Links about polymorphism
Polymorphism in programming is one of my endless fascinations. Wikipedia says polymorphism is the “use of a single symbol to represent multiple different types” or the “provision of a single interface to entities of different types”. For example, in Python, classes have methods, and many classes have methods that are named the same as methods in other classes. If I have some object x
with a .sort()
method, then the place in my program that depends on the .sort()
functionality maybe doesn’t care what class x
is, only that it can be sorted with .sort()
. Any type that implements .sort()
could be used where that method is called. But polymorphism isn’t only a thing in object-oriented methods-on-classes languages. Many languages implement “generic” functions that support multiple types without binding methods onto classes.
Links:
- The Only Time You Should Use Polymorphism, by Christopher Okhravi. Focuses on OOP scenarios where classes have some inheritance relationship to one another and need to implement the same method.
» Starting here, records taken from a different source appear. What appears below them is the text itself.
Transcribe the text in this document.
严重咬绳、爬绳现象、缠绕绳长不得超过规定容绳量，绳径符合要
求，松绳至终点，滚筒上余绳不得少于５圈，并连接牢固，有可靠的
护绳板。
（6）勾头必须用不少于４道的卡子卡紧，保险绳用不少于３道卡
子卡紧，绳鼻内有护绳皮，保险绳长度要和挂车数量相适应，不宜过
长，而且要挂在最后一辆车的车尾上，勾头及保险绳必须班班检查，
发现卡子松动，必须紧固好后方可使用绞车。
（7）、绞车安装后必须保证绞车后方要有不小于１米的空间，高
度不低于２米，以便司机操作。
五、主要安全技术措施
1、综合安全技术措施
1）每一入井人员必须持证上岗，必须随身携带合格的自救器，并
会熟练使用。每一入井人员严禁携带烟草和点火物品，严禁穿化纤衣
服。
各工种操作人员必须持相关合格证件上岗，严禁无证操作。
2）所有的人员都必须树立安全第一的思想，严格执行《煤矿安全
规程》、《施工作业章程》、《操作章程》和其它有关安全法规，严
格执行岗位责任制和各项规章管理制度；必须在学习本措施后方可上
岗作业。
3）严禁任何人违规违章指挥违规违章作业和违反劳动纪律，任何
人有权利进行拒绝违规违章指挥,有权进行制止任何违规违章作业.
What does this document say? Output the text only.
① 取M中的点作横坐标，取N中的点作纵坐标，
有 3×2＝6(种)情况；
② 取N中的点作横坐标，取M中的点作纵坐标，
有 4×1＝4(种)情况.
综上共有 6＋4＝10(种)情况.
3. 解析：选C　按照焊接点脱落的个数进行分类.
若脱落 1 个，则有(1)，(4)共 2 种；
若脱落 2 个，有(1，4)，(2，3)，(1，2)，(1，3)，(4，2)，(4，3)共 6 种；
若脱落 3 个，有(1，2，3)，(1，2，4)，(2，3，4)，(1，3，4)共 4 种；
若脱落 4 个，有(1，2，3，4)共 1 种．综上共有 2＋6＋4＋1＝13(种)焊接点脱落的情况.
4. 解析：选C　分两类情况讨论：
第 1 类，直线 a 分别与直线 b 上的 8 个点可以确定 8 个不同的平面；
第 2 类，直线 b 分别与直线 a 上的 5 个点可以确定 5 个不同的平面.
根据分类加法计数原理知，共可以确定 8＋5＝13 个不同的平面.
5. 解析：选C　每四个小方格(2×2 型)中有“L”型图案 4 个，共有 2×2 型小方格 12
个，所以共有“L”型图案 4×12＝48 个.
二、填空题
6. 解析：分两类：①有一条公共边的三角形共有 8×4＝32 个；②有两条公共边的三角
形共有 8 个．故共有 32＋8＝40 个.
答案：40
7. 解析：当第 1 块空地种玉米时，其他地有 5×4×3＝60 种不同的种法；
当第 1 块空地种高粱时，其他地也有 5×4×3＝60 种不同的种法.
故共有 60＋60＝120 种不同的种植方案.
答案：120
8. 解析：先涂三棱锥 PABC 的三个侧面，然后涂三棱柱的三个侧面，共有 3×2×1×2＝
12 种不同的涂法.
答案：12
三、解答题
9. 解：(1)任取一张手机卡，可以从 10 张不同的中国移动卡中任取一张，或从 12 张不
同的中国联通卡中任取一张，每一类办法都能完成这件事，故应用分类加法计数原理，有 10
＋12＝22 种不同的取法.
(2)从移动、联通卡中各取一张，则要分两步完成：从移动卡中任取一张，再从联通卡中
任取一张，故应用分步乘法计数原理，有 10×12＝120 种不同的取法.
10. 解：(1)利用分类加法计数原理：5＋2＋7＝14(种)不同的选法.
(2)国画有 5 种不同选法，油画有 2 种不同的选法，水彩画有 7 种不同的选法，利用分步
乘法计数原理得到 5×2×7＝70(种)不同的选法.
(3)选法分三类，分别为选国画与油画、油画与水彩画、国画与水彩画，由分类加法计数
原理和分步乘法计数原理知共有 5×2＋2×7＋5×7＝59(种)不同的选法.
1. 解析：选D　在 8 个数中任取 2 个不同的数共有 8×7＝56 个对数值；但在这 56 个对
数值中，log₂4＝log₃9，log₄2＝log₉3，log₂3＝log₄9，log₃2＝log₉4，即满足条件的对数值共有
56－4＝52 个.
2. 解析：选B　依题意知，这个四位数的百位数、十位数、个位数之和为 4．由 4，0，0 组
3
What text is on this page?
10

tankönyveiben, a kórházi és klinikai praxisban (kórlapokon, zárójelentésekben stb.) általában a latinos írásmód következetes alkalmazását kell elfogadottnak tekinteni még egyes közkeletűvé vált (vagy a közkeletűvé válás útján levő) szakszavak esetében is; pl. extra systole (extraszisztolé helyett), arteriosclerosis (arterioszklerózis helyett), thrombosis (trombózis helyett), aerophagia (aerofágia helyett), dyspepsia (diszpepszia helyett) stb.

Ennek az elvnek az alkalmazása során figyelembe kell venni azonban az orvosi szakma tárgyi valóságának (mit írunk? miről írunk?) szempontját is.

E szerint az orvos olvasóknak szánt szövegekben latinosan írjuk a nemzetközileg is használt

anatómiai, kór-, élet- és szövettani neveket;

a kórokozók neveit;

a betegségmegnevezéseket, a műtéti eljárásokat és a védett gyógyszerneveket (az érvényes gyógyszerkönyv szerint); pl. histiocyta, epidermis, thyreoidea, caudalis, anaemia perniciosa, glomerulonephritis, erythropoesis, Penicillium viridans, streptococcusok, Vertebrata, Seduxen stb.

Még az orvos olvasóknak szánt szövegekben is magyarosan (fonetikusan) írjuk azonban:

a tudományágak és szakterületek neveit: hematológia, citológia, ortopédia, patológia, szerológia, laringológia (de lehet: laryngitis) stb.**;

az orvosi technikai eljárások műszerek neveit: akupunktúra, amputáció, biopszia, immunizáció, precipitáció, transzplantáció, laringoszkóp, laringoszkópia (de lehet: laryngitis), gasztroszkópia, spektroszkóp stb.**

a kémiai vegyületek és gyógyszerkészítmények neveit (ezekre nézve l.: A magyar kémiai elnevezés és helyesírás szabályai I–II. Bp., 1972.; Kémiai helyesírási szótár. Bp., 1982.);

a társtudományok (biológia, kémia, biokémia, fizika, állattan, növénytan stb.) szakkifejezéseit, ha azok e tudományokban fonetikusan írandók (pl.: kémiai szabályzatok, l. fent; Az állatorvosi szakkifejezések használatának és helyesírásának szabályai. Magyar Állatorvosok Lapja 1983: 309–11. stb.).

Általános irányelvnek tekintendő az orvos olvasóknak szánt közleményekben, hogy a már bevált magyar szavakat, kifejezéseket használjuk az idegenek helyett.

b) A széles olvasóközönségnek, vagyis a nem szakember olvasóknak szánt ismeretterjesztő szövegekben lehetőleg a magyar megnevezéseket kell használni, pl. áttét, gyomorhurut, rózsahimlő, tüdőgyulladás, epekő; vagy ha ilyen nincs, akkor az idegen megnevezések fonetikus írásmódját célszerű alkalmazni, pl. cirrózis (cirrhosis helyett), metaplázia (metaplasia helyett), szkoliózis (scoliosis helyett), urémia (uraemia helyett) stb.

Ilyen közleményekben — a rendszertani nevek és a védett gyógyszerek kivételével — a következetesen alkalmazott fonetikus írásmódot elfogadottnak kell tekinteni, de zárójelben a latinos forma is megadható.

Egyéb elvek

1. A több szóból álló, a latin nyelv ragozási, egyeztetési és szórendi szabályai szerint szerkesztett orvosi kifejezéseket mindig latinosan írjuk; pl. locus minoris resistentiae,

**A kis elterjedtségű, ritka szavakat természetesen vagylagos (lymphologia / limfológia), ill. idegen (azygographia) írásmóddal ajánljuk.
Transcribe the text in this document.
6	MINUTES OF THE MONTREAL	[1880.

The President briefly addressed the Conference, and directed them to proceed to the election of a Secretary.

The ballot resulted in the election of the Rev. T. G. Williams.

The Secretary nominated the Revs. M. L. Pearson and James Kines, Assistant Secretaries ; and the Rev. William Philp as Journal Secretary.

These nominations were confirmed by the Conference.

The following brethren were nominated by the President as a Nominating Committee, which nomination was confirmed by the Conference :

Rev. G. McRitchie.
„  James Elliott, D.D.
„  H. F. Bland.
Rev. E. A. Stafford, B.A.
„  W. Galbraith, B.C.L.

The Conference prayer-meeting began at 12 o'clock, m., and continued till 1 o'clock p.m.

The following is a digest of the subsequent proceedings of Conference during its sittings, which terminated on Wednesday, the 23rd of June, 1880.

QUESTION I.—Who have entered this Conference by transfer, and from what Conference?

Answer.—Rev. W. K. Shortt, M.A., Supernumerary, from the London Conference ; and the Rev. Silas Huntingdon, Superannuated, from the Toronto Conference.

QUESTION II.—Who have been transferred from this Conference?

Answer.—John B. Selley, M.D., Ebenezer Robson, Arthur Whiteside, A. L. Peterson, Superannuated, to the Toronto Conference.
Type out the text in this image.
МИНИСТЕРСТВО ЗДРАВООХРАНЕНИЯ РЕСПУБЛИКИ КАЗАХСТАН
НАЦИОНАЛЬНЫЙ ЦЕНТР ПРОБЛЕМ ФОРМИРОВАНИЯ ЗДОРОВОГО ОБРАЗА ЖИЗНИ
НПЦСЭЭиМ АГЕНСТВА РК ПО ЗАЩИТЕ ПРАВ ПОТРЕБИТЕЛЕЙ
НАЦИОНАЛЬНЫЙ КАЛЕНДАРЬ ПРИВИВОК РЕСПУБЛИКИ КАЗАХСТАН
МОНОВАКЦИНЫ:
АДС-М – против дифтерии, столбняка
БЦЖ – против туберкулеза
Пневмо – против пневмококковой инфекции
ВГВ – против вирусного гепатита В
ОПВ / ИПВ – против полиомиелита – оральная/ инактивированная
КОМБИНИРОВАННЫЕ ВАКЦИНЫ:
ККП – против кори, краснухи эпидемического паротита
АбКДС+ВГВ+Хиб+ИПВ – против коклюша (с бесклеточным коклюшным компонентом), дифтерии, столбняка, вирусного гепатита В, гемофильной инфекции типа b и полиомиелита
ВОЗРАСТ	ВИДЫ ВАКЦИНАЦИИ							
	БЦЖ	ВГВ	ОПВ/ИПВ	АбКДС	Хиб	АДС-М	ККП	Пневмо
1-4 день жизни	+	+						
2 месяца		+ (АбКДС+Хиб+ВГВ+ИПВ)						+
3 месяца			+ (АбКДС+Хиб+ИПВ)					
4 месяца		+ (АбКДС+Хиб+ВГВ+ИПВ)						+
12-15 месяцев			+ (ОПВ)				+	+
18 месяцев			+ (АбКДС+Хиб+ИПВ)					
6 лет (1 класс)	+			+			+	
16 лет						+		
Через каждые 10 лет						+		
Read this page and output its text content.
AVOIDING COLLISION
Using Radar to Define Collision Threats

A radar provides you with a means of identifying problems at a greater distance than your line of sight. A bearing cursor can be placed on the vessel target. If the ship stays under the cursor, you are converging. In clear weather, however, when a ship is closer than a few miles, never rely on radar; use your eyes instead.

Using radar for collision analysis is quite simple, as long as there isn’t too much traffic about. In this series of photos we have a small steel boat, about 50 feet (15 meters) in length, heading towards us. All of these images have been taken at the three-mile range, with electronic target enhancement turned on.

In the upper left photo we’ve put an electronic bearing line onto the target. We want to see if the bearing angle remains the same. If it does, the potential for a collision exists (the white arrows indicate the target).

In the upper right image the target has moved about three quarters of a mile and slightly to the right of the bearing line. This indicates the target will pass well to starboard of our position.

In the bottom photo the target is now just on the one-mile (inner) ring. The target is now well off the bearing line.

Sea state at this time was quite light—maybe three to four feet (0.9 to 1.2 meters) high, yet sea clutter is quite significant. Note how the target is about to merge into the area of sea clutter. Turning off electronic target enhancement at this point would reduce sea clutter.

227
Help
The distinction is between whether polymorphism is being used to specialize a function on data (do I have this value or that value) or on behavior (do I need to do this or do that).
- Clojure’s Solutions to the Expression Problem by Chris Houser. An entirely different take on polymorphism in language with extremely flexible generic function support in the base language. If you are Python person, Clojure’s “multimethods” are an entirely different beast. Generic functions can be declared anywhere and dispatch on any function of the arguments, not just their type. This means that you can dispatch on functions of multiple arguments at once (true “multiple dispatch”) instead of only one argument (which is effectively all you can do in Python when a class owns a method). And you can define methods anywhere, not just under a class definition. So anybody can overload an implementation for any reason in any location.
- I don’t think people appreciate the tradeoffs they’re making with algebraic data types, by online alias @prophet. This one is more advanced (Haskell is used). Basically, when you declare that a function is defined on a “sum” type (a.k.a. “union” type), you hurt yourself any time you want to add more things to that type, because you may need to write a lot of new functions to support the new member of the union type. In the worst case, you have M functions that need to be defined on N member types. What you want to avoid (in all polymorphism problems, really), is either writing M new methods each time you add a new member type, or writing N versions of the same functionality each time you want to add a function.
Links about the Julia language
- Partial function application in Julia, by Bogumił Kamiński. Some Julia functions have this special behavior where, if you pass them an incomplete set of arguments, you get a new function of the unspecified arguments. So they have built-in partial application to support various common use cases. This totally whips, and I wish more languages did that.
Links about “the Culture”
- Twilight, by Contrapoints. About the criticism and meta-criticism surrounding the Twilight saga’s portrayal of romance and fantasy. It’s 3 hours long, and I haven’t read the Twilight books, but I was not deterred.